C’était un bien méchant homme que cet Iro, et le plus ennuyeux coquin qui
fût dans l’île.
Mon père m’envoya à l’âge de quinze ans étudier à Rome. J’arrivai
dans l’espérance d’apprendre toutes les vérités : car jusque-là on m’avait
enseigné tout le contraire, selon l’usage de ce bas monde depuis la Chine
jusqu’aux Alpes. Monsignor Profondo, à qui j’étais recommandé, était un
homme singulier et un des plus terribles savants qu’il y eût au monde. Il
voulut m’apprendre les catégories d’Aristote, et fut sur le point de me mettre
dans la catégorie de ses mignons : je l’échappai belle. Je vis des processions,
des exorcismes et quelques rapines. On disait, mais très faussement, que
la signora Olimpia, personne d’une grande prudence, vendait beaucoup de
choses qu’on ne doit point vendre. J’étais dans un âge où tout cela me
paraissait fort plaisant.
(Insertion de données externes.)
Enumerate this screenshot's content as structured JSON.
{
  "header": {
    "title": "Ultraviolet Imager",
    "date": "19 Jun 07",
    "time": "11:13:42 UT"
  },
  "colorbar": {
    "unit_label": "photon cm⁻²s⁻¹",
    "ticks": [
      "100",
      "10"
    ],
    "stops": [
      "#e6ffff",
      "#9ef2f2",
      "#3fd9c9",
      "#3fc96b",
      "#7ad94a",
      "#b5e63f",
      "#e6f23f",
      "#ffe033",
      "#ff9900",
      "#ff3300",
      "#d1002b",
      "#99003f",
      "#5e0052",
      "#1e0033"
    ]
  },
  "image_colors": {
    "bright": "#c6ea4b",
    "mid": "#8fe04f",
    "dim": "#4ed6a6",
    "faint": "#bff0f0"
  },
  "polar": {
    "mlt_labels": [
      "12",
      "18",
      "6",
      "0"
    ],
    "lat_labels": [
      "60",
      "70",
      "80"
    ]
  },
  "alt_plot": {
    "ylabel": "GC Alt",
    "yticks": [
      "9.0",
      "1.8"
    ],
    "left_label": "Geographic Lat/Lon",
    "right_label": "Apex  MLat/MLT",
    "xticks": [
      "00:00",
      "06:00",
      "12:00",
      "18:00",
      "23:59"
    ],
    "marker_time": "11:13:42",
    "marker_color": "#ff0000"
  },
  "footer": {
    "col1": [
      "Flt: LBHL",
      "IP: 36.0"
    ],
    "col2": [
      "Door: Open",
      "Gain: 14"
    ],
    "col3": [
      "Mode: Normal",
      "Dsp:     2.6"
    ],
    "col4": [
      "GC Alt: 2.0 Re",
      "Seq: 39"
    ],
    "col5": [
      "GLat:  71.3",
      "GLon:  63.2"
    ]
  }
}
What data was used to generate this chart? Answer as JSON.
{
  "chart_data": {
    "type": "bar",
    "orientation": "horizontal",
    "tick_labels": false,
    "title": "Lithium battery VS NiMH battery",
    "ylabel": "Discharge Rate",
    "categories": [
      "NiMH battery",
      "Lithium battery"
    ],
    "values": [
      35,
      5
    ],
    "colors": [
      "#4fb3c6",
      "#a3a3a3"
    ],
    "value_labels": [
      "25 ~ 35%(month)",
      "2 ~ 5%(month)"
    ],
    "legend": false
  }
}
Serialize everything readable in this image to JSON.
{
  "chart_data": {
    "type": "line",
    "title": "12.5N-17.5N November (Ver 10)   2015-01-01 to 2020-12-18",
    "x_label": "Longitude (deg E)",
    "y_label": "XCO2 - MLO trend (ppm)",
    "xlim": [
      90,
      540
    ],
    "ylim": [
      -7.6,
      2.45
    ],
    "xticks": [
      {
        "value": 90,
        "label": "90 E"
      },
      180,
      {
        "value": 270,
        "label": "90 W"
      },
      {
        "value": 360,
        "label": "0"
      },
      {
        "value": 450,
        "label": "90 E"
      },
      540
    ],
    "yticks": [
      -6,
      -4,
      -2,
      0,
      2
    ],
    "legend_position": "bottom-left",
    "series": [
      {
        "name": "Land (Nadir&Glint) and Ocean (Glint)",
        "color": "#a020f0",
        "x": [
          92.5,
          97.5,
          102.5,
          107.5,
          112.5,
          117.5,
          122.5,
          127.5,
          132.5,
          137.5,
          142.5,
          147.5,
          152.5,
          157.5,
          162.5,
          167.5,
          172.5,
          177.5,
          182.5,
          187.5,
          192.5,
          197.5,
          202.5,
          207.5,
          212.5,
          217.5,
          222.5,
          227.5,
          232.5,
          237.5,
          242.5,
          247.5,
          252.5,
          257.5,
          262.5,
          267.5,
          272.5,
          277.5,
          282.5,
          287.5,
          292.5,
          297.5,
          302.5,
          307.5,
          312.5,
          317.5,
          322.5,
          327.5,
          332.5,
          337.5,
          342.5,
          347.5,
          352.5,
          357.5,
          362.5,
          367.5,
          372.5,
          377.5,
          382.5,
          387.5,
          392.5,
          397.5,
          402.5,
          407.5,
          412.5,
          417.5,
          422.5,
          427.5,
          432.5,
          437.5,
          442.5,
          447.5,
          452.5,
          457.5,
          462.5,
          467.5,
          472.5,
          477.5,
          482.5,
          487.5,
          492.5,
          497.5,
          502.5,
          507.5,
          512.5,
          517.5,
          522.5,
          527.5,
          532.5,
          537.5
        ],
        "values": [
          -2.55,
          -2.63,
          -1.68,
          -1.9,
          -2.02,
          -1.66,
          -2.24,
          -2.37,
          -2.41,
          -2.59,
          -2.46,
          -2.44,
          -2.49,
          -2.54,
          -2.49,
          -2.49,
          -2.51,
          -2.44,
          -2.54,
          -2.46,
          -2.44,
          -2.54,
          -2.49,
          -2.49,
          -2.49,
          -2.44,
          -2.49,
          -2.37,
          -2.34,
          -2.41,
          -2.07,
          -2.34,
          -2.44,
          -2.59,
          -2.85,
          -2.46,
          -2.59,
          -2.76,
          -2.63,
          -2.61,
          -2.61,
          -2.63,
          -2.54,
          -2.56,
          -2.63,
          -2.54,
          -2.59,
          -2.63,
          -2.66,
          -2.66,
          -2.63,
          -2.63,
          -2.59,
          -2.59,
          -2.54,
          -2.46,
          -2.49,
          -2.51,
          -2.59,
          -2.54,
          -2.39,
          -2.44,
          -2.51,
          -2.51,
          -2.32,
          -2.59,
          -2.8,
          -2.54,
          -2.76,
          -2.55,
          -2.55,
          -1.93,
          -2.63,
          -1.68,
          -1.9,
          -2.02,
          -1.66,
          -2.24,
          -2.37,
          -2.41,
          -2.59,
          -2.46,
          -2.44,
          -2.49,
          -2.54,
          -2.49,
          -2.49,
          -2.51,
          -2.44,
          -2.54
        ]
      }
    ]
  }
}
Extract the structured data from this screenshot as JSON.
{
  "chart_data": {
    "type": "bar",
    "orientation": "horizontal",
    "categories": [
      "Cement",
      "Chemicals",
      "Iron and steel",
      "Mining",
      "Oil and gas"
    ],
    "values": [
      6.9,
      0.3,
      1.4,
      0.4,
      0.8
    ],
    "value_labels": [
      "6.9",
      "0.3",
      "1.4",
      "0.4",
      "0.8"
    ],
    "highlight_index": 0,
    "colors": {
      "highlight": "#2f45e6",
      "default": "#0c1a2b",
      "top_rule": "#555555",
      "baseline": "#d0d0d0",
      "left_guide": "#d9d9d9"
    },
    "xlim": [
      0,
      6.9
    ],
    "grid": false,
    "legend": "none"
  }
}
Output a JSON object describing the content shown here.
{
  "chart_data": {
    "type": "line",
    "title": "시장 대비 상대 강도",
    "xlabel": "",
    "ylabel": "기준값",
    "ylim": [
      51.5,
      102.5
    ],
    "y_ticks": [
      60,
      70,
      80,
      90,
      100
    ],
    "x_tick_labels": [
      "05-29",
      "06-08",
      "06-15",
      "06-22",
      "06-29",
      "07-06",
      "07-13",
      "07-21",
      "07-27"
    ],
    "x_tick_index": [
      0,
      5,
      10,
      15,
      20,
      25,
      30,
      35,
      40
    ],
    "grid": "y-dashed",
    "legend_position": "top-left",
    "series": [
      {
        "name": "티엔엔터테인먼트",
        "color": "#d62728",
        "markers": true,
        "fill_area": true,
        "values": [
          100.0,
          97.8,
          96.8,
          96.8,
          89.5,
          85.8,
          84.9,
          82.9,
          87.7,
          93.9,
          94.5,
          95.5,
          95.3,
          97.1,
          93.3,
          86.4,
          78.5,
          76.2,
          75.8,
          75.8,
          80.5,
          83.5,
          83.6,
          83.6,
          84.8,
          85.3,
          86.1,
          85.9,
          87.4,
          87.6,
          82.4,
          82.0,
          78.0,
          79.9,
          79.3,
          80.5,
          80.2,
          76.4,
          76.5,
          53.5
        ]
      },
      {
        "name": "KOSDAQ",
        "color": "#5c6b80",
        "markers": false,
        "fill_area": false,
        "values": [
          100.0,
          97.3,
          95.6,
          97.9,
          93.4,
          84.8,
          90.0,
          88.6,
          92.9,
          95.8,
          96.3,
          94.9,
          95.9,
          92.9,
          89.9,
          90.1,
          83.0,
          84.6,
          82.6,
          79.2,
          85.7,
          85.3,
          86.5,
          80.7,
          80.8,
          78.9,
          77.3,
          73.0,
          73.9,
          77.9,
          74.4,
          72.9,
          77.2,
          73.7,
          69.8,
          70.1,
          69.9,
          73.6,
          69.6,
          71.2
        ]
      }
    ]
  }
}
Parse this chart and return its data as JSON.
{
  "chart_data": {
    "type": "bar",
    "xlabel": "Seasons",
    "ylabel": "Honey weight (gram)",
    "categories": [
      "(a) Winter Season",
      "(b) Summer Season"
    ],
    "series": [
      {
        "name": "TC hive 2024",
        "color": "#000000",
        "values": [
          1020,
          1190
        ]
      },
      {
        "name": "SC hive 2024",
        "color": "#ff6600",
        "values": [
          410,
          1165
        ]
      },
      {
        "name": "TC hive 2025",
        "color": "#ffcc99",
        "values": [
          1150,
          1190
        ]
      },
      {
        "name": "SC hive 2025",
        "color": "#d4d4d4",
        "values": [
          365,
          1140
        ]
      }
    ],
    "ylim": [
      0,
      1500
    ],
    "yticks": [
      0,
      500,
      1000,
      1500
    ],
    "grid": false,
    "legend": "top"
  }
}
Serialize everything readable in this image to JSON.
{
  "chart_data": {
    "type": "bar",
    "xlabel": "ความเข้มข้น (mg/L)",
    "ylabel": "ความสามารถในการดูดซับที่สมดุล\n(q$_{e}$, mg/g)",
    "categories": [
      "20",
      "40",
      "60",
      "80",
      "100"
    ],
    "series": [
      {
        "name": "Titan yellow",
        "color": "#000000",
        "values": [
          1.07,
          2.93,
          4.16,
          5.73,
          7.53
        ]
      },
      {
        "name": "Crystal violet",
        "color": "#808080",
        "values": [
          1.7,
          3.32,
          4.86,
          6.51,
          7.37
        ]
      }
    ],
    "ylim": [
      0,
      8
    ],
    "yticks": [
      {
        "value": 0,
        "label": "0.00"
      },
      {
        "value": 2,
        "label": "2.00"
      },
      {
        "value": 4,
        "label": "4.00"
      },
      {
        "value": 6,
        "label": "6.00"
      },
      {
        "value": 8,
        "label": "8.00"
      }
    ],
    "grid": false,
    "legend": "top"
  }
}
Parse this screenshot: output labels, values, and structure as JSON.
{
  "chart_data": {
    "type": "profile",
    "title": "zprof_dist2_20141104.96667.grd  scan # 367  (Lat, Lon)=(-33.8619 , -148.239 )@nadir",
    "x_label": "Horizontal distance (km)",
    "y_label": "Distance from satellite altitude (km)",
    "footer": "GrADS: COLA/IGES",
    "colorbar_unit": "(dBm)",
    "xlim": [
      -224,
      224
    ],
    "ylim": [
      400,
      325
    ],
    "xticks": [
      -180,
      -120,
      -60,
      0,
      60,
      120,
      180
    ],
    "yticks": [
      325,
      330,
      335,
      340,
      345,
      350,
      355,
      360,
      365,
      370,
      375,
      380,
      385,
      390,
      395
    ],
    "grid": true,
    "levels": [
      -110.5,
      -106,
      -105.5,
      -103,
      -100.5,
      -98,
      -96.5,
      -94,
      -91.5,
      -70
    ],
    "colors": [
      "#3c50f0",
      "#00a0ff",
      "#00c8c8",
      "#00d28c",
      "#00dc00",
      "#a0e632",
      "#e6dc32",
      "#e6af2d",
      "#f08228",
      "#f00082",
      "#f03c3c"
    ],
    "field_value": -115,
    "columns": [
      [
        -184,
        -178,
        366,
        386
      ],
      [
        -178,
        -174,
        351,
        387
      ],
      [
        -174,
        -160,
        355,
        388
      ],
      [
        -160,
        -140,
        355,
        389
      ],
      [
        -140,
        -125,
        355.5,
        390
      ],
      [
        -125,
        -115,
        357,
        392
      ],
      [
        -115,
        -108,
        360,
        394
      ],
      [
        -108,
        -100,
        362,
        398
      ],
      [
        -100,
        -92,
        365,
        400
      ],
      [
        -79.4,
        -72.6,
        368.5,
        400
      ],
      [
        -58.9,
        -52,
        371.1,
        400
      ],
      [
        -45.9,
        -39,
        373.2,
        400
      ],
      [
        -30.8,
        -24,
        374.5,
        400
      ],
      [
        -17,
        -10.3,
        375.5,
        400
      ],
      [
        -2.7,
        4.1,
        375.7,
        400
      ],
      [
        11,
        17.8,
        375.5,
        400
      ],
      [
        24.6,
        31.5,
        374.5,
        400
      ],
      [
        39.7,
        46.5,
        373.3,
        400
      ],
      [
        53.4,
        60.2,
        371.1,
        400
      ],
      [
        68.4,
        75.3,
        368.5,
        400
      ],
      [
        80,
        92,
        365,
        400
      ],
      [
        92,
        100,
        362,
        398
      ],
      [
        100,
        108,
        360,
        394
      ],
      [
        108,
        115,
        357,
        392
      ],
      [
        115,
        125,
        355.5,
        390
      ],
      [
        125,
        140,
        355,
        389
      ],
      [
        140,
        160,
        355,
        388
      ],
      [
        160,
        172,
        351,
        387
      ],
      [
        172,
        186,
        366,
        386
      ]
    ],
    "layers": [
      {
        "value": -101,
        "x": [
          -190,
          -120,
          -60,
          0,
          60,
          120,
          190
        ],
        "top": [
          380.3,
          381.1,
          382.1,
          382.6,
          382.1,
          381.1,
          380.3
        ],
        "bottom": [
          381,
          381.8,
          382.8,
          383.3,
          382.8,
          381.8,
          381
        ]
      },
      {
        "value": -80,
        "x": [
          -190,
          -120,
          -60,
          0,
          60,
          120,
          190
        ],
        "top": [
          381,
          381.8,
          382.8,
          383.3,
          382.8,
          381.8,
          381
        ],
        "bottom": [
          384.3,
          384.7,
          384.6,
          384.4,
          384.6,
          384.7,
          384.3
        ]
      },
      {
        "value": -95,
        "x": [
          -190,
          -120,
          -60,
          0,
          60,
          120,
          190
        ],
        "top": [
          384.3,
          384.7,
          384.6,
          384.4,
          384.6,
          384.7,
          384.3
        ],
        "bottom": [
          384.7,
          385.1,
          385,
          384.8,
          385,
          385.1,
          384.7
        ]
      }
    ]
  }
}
Une jeune dame de mœurs très douces, nommée la
signora Fatelo, s’avisa de m’aimer. Elle était courtisée par le révérend père
Poignardini et par le révérend père Aconiti, jeunes profès d’un ordre qui ne
subsiste plus : elle les mit d’accord en me donnant ses bonnes grâces ; mais
en même temps je courus risque d’être excommunié et empoisonné. Je partis
très content de l’architecture de Saint-Pierre.
Je voyageai en France ; c’était le temps du règne de Louis le Juste. La
première chose qu’on me demanda, ce fut si je voulais à mon déjeuner un
petit morceau du maréchal d’Ancre, dont le peuple avait fait rôtir la chair,
et qu’on distribuait à fort bon compte à ceux qui en voulaient.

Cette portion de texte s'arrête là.